Patience is certainly not something that happens naturally for me, it is something I work on daily. I am a person who comes from a land of rush. I worked in jobs which had tight deadlines and quick response times, so I have done nothing in my life but feed this rush. I find the rush leads to being busy and always wanting to be busy which leads to a life of constantly juggling while running to the finish line. Juggling while running to the finish line makes you miss the run itself, you don’teven realize there was a path that you were on and you miss so many things along the way.
I constantly need to remind myself to slow down because I constantly get caught going to fast and become entirely task driven, that makes me ignore any kind of present moment; essentially I let life pass me by. The art of being patience requires you to slow down. It requires you to let go of the rush and stop the glorification of being busy. You are able to realize that it will get done, things will be accomplished but at a rate that’s better balanced with life.

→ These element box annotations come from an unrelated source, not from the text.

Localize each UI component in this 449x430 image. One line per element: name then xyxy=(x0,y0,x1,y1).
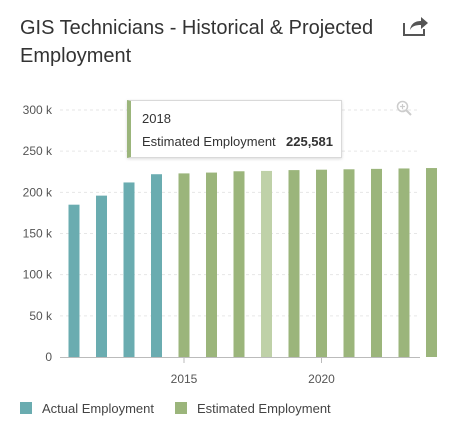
y-tick-label: 100 k xyxy=(23,268,53,282)
y-tick-label: 300 k xyxy=(23,103,53,117)
bar-actual xyxy=(123,182,135,357)
bar-estimated xyxy=(233,171,245,357)
share-button[interactable] xyxy=(400,14,430,38)
legend-swatch-estimated xyxy=(175,402,187,414)
bar-estimated xyxy=(371,168,382,357)
bar-estimated xyxy=(398,168,410,357)
y-tick-label: 150 k xyxy=(23,227,53,241)
zoom-button[interactable] xyxy=(396,100,412,116)
bar-estimated xyxy=(178,173,190,357)
tooltip-value: 225,581 xyxy=(286,134,333,149)
bar-estimated xyxy=(288,170,300,357)
y-tick-label: 200 k xyxy=(23,185,53,199)
y-tick-label: 50 k xyxy=(29,309,53,323)
share-icon xyxy=(403,17,428,36)
chart-title: GIS Technicians - Historical & Projected… xyxy=(20,17,374,67)
chart-tooltip: 2018 Estimated Employment 225,581 xyxy=(127,100,342,158)
bar-chart: 0 50 k 100 k 150 k 200 k 250 k 300 k 2015 2020 xyxy=(23,103,437,386)
y-tick-label: 250 k xyxy=(23,144,53,158)
legend-label-actual: Actual Employment xyxy=(42,401,154,416)
bar-estimated xyxy=(206,172,217,357)
y-tick-label: 0 xyxy=(45,350,52,364)
bar-estimated xyxy=(261,170,272,357)
bar-estimated xyxy=(343,169,355,357)
bar-actual xyxy=(96,195,107,357)
bar-estimated xyxy=(426,168,437,357)
bar-actual xyxy=(68,204,80,357)
zoom-icon xyxy=(396,100,412,116)
x-tick-label: 2020 xyxy=(308,372,335,386)
tooltip-year: 2018 xyxy=(142,111,171,126)
bar-actual xyxy=(151,174,162,357)
legend-swatch-actual xyxy=(20,402,32,414)
bar-estimated xyxy=(316,169,327,357)
x-tick-label: 2015 xyxy=(171,372,198,386)
legend-label-estimated: Estimated Employment xyxy=(197,401,331,416)
tooltip-label: Estimated Employment xyxy=(142,134,276,149)
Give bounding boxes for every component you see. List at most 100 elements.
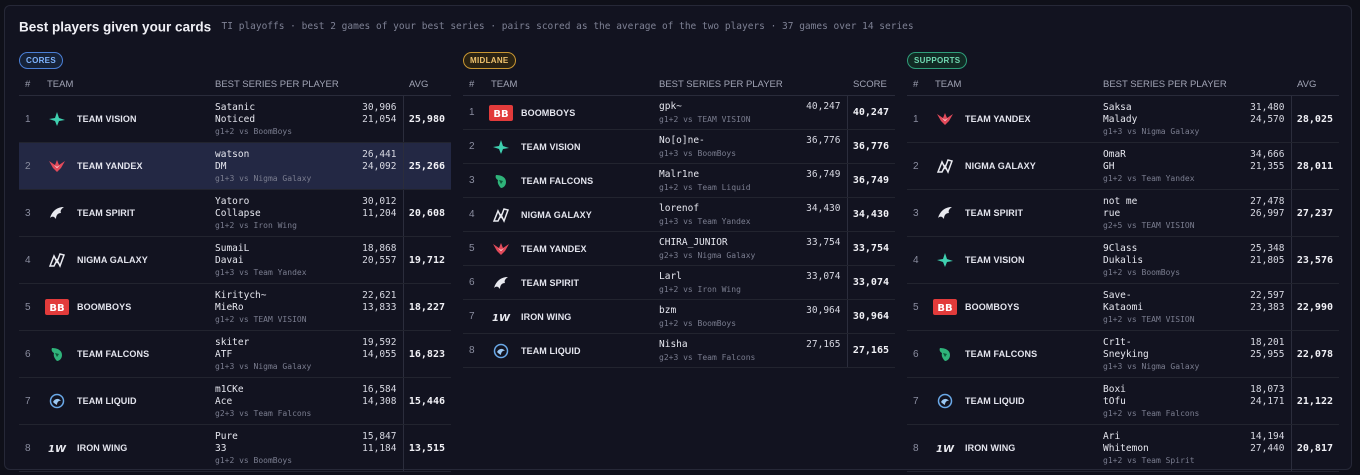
- rank-cell: 5: [463, 231, 485, 266]
- avg-cell: 20,817: [1290, 424, 1339, 472]
- table-row[interactable]: 5 BB BOOMBOYS Kiritych~ 22,621 MieRo 13,833 g1+…: [19, 283, 451, 331]
- team-cell: TEAM VISION: [485, 129, 653, 164]
- table-row[interactable]: 4 TEAM VISION 9Class 25,348 Dukalis 21,805 g1+…: [907, 236, 1339, 284]
- player-line: Boxi 18,073: [1103, 384, 1285, 396]
- svg-text:1W: 1W: [48, 444, 67, 455]
- player-name: Larl: [659, 270, 682, 282]
- rank-cell: 6: [19, 330, 41, 378]
- table-row[interactable]: 3 TEAM SPIRIT not me 27,478 rue 26,997 g2+5 vs…: [907, 189, 1339, 237]
- player-line: Saksa 31,480: [1103, 102, 1285, 114]
- col-avg: AVG: [1291, 73, 1339, 96]
- team-name: TEAM YANDEX: [521, 243, 587, 254]
- player-value: 33,074: [806, 270, 841, 282]
- cores-table: # TEAM BEST SERIES PER PLAYER AVG 1 TEAM …: [19, 73, 451, 472]
- team-name: TEAM SPIRIT: [77, 208, 136, 218]
- player-value: 11,204: [362, 207, 397, 219]
- player-line: Dukalis 21,805: [1103, 255, 1285, 267]
- rank-cell: 7: [19, 377, 41, 425]
- table-row[interactable]: 5 BB BOOMBOYS Save- 22,597 Kataomi 23,383 g1+2 …: [907, 283, 1339, 331]
- table-row[interactable]: 3 TEAM SPIRIT Yatoro 30,012 Collapse 11,204 g1…: [19, 189, 451, 237]
- player-value: 34,430: [806, 202, 841, 214]
- player-name: Whitemon: [1103, 442, 1149, 454]
- table-row[interactable]: 8 1W IRON WING Ari 14,194 Whitemon 27,440 g1+2 …: [907, 424, 1339, 472]
- player-line: bzm 30,964: [659, 305, 841, 317]
- rank-cell: 3: [907, 189, 929, 237]
- player-value: 21,054: [362, 113, 397, 125]
- team-vision-logo: [489, 138, 513, 156]
- team-name: TEAM VISION: [521, 141, 581, 152]
- table-row[interactable]: 2 TEAM VISION No[o]ne- 36,776 g1+3 vs BoomBo…: [463, 129, 895, 164]
- table-row[interactable]: 7 TEAM LIQUID Boxi 18,073 tOfu 24,171 g1+2 vs …: [907, 377, 1339, 425]
- midlane-badge: MIDLANE: [463, 52, 516, 69]
- table-row[interactable]: 6 TEAM FALCONS skiter 19,592 ATF 14,055 g1+3 v…: [19, 330, 451, 378]
- player-name: Pure: [215, 430, 238, 442]
- table-row[interactable]: 7 TEAM LIQUID m1CKe 16,584 Ace 14,308 g2+3 vs …: [19, 377, 451, 425]
- table-row[interactable]: 4 NIGMA GALAXY SumaiL 18,868 Davai 20,557 g1+3…: [19, 236, 451, 284]
- player-name: Davai: [215, 254, 244, 266]
- series-cell: skiter 19,592 ATF 14,055 g1+3 vs Nigma Galax…: [209, 330, 403, 378]
- series-cell: Malr1ne 36,749 g1+2 vs Team Liquid: [653, 163, 847, 198]
- svg-text:BB: BB: [937, 303, 952, 314]
- player-value: 40,247: [806, 100, 841, 112]
- series-cell: Saksa 31,480 Malady 24,570 g1+3 vs Nigma Gal…: [1097, 95, 1291, 143]
- player-line: SumaiL 18,868: [215, 243, 397, 255]
- table-header-row: # TEAM BEST SERIES PER PLAYER AVG: [19, 73, 451, 96]
- boomboys-logo: BB: [489, 104, 513, 122]
- player-name: tOfu: [1103, 395, 1126, 407]
- series-cell: Yatoro 30,012 Collapse 11,204 g1+2 vs Iron W…: [209, 189, 403, 237]
- table-row[interactable]: 1 TEAM YANDEX Saksa 31,480 Malady 24,570 g1+3 …: [907, 95, 1339, 143]
- avg-cell: 30,964: [846, 299, 895, 334]
- player-line: Cr1t- 18,201: [1103, 337, 1285, 349]
- avg-cell: 28,025: [1290, 95, 1339, 143]
- avg-cell: 20,608: [402, 189, 451, 237]
- table-row[interactable]: 5 TEAM YANDEX CHIRA_JUNIOR 33,754 g2+3 vs Ni…: [463, 231, 895, 266]
- table-row[interactable]: 8 1W IRON WING Pure 15,847 33 11,184 g1+2 vs Bo…: [19, 424, 451, 472]
- team-cell: NIGMA GALAXY: [485, 197, 653, 232]
- table-row[interactable]: 8 TEAM LIQUID Nisha 27,165 g2+3 vs Team Falc…: [463, 333, 895, 368]
- table-row[interactable]: 2 NIGMA GALAXY OmaR 34,666 GH 21,355 g1+2 vs T…: [907, 142, 1339, 190]
- table-row[interactable]: 4 NIGMA GALAXY lorenof 34,430 g1+3 vs Team Y…: [463, 197, 895, 232]
- team-name: IRON WING: [77, 443, 128, 453]
- table-header-row: # TEAM BEST SERIES PER PLAYER AVG: [907, 73, 1339, 96]
- series-cell: Ari 14,194 Whitemon 27,440 g1+2 vs Team Spir…: [1097, 424, 1291, 472]
- rank-cell: 7: [907, 377, 929, 425]
- avg-cell: 27,165: [846, 333, 895, 368]
- team-cell: BB BOOMBOYS: [929, 283, 1097, 331]
- cores-badge: CORES: [19, 52, 63, 69]
- table-row[interactable]: 6 TEAM SPIRIT Larl 33,074 g1+2 vs Iron Wing 3…: [463, 265, 895, 300]
- table-row[interactable]: 1 BB BOOMBOYS gpk~ 40,247 g1+2 vs TEAM VISION…: [463, 95, 895, 130]
- player-line: DM 24,092: [215, 161, 397, 173]
- player-value: 18,201: [1250, 336, 1285, 348]
- team-liquid-logo: [489, 342, 513, 360]
- table-row[interactable]: 2 TEAM YANDEX watson 26,441 DM 24,092 g1+3 vs …: [19, 142, 451, 190]
- rank-cell: 8: [463, 333, 485, 368]
- series-detail: g1+2 vs Iron Wing: [215, 220, 297, 230]
- team-name: TEAM FALCONS: [521, 175, 594, 186]
- player-line: rue 26,997: [1103, 208, 1285, 220]
- rank-cell: 8: [19, 424, 41, 472]
- player-value: 18,868: [362, 242, 397, 254]
- player-line: GH 21,355: [1103, 161, 1285, 173]
- series-detail: g1+3 vs Nigma Galaxy: [1103, 361, 1200, 371]
- table-row[interactable]: 6 TEAM FALCONS Cr1t- 18,201 Sneyking 25,955 g1…: [907, 330, 1339, 378]
- rank-cell: 4: [19, 236, 41, 284]
- player-value: 36,749: [806, 168, 841, 180]
- team-spirit-logo: [489, 274, 513, 292]
- table-row[interactable]: 7 1W IRON WING bzm 30,964 g1+2 vs BoomBoys 30,…: [463, 299, 895, 334]
- supports-table: # TEAM BEST SERIES PER PLAYER AVG 1 TEAM …: [907, 73, 1339, 472]
- table-row[interactable]: 3 TEAM FALCONS Malr1ne 36,749 g1+2 vs Team L…: [463, 163, 895, 198]
- series-cell: bzm 30,964 g1+2 vs BoomBoys: [653, 299, 847, 334]
- col-avg: AVG: [403, 73, 451, 96]
- player-line: Collapse 11,204: [215, 208, 397, 220]
- cores-rows: 1 TEAM VISION Satanic 30,906 Noticed 21,054 g1…: [19, 95, 451, 472]
- player-name: m1CKe: [215, 383, 244, 395]
- series-cell: m1CKe 16,584 Ace 14,308 g2+3 vs Team Falcons: [209, 377, 403, 425]
- player-value: 27,165: [806, 338, 841, 350]
- iron-wing-logo: 1W: [45, 439, 69, 457]
- avg-cell: 18,227: [402, 283, 451, 331]
- player-line: Larl 33,074: [659, 271, 841, 283]
- player-name: MieRo: [215, 301, 244, 313]
- table-row[interactable]: 1 TEAM VISION Satanic 30,906 Noticed 21,054 g1…: [19, 95, 451, 143]
- player-line: Save- 22,597: [1103, 290, 1285, 302]
- team-name: TEAM LIQUID: [965, 396, 1025, 406]
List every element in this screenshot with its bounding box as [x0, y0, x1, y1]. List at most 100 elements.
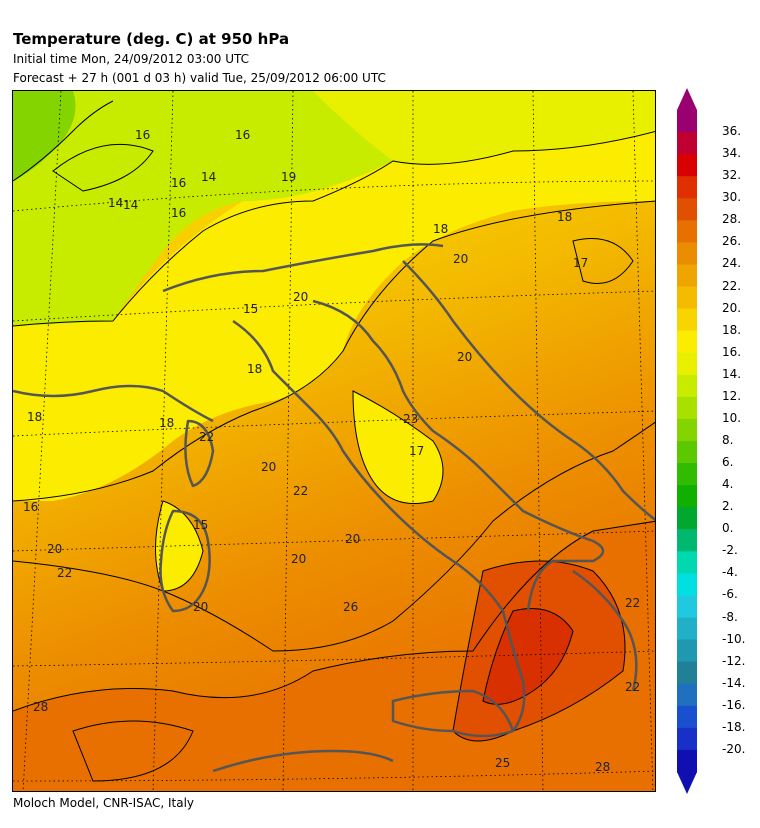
lat-lon-grid — [13, 91, 655, 791]
legend-label: 28. — [722, 212, 742, 227]
field-14-region — [13, 91, 393, 326]
contour-label: 20 — [293, 290, 308, 304]
legend-swatch — [677, 264, 697, 288]
legend-swatch — [677, 661, 697, 685]
contour-label: 25 — [495, 756, 510, 770]
contour-label: 22 — [57, 566, 72, 580]
legend-swatch — [677, 396, 697, 420]
legend-min-arrow — [677, 772, 697, 794]
contour-label: 22 — [199, 430, 214, 444]
contour-label: 19 — [281, 170, 296, 184]
contour-label: 16 — [23, 500, 38, 514]
contour-label: 20 — [345, 532, 360, 546]
legend-swatch — [677, 441, 697, 464]
contour-label: 22 — [293, 484, 308, 498]
contour-label: 20 — [261, 460, 276, 474]
contour-label: 22 — [625, 596, 640, 610]
contour-label: 20 — [291, 552, 306, 566]
legend-label: 18. — [722, 322, 742, 337]
contour-label: 20 — [47, 542, 62, 556]
legend-label: 2. — [722, 499, 734, 514]
legend-swatch — [677, 529, 697, 552]
initial-time: Initial time Mon, 24/09/2012 03:00 UTC — [13, 52, 250, 66]
contour-label: 15 — [193, 518, 208, 532]
legend-swatch — [677, 242, 697, 266]
legend-label: 10. — [722, 410, 742, 425]
legend-swatch — [677, 507, 697, 530]
legend-swatch — [677, 573, 697, 597]
legend-swatch — [677, 463, 697, 486]
contour-label: 17 — [409, 444, 424, 458]
legend-swatch — [677, 374, 697, 398]
contour-label: 16 — [135, 128, 150, 142]
contour-label: 23 — [403, 412, 418, 426]
color-legend — [675, 88, 699, 794]
isotherm-contours — [13, 100, 655, 782]
forecast-time: Forecast + 27 h (001 d 03 h) valid Tue, … — [13, 71, 386, 85]
map-title: Temperature (deg. C) at 950 hPa — [13, 30, 290, 48]
legend-swatch — [677, 220, 697, 243]
legend-label: -14. — [722, 675, 746, 690]
legend-label: 4. — [722, 477, 734, 492]
legend-label: -18. — [722, 719, 746, 734]
contour-label: 16 — [235, 128, 250, 142]
footer-credit: Moloch Model, CNR-ISAC, Italy — [13, 796, 195, 810]
legend-swatch — [677, 485, 697, 508]
legend-label: -2. — [722, 543, 738, 558]
legend-label: 32. — [722, 168, 742, 183]
legend-label: 0. — [722, 521, 734, 536]
contour-label: 18 — [247, 362, 262, 376]
field-18-region — [13, 131, 655, 501]
legend-swatch — [677, 617, 697, 641]
legend-label: 36. — [722, 124, 742, 139]
contour-label: 15 — [243, 302, 258, 316]
legend-label: 30. — [722, 190, 742, 205]
legend-swatch — [677, 639, 697, 663]
legend-label: 12. — [722, 388, 742, 403]
legend-label: 16. — [722, 344, 742, 359]
contour-label: 20 — [453, 252, 468, 266]
coastlines — [13, 243, 655, 773]
legend-label: 22. — [722, 278, 742, 293]
legend-swatch — [677, 330, 697, 354]
legend-label: 6. — [722, 455, 734, 470]
legend-label: 14. — [722, 366, 742, 381]
legend-swatch — [677, 110, 697, 133]
contour-label: 18 — [433, 222, 448, 236]
legend-label: 20. — [722, 300, 742, 315]
field-16-north — [313, 91, 655, 165]
legend-label: -8. — [722, 609, 738, 624]
legend-label: 26. — [722, 234, 742, 249]
legend-swatch — [677, 132, 697, 155]
contour-label: 28 — [595, 760, 610, 774]
legend-label: -20. — [722, 741, 746, 756]
contour-label: 28 — [33, 700, 48, 714]
legend-swatch — [677, 308, 697, 332]
contour-label: 20 — [457, 350, 472, 364]
legend-swatch — [677, 705, 697, 729]
legend-max-arrow — [677, 88, 697, 110]
legend-label: 8. — [722, 433, 734, 447]
temperature-map: 16 16 14 16 14 19 14 16 18 17 18 20 15 20 20 18 16 18 23 17… — [12, 90, 656, 792]
legend-swatch — [677, 154, 697, 177]
legend-swatch — [677, 551, 697, 574]
legend-label: 24. — [722, 256, 742, 271]
contour-label: 26 — [343, 600, 358, 614]
contour-label: 17 — [573, 256, 588, 270]
contour-label: 20 — [193, 600, 208, 614]
contour-label: 16 — [171, 176, 186, 190]
legend-swatch — [677, 198, 697, 221]
contour-label: 18 — [27, 410, 42, 424]
field-30-region — [483, 608, 573, 705]
contour-label: 14 — [108, 196, 123, 210]
legend-swatch — [677, 749, 697, 773]
contour-label: 14 — [201, 170, 216, 184]
legend-label: -10. — [722, 631, 746, 646]
field-18-central — [353, 391, 443, 504]
legend-label: -12. — [722, 653, 746, 668]
legend-swatch — [677, 352, 697, 376]
legend-swatch — [677, 286, 697, 310]
legend-swatch — [677, 727, 697, 751]
contour-label: 18 — [159, 416, 174, 430]
legend-label: -4. — [722, 565, 738, 580]
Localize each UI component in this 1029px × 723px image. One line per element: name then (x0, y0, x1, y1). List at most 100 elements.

This was really exemplified today as I was gardening. I have a big back garden which is beautiful but requires a lot of up keep. Weeding, though not my favourite gardening chore, can be relaxing if I am patient and allow myself to simply weed. My mind wants to rush through and get it all done quickly so I can have it all done now; but, when I do that I only do that and ignore other things in my life, I also often push my body to an uncomfortable extreme. It’s a much better day when I weed a little bit, and balance my life with things I want to do, things that require my attention and things that are filled with love. The weeding will get done bit by bit and the end result will be a better balanced version of myself instead of an over frazzled person who is completely disconnected.
There is no rush.
Life is full of back to back moments and if I enjoy those moments as the come I am experiencing life, I am living life instead of rushing through it.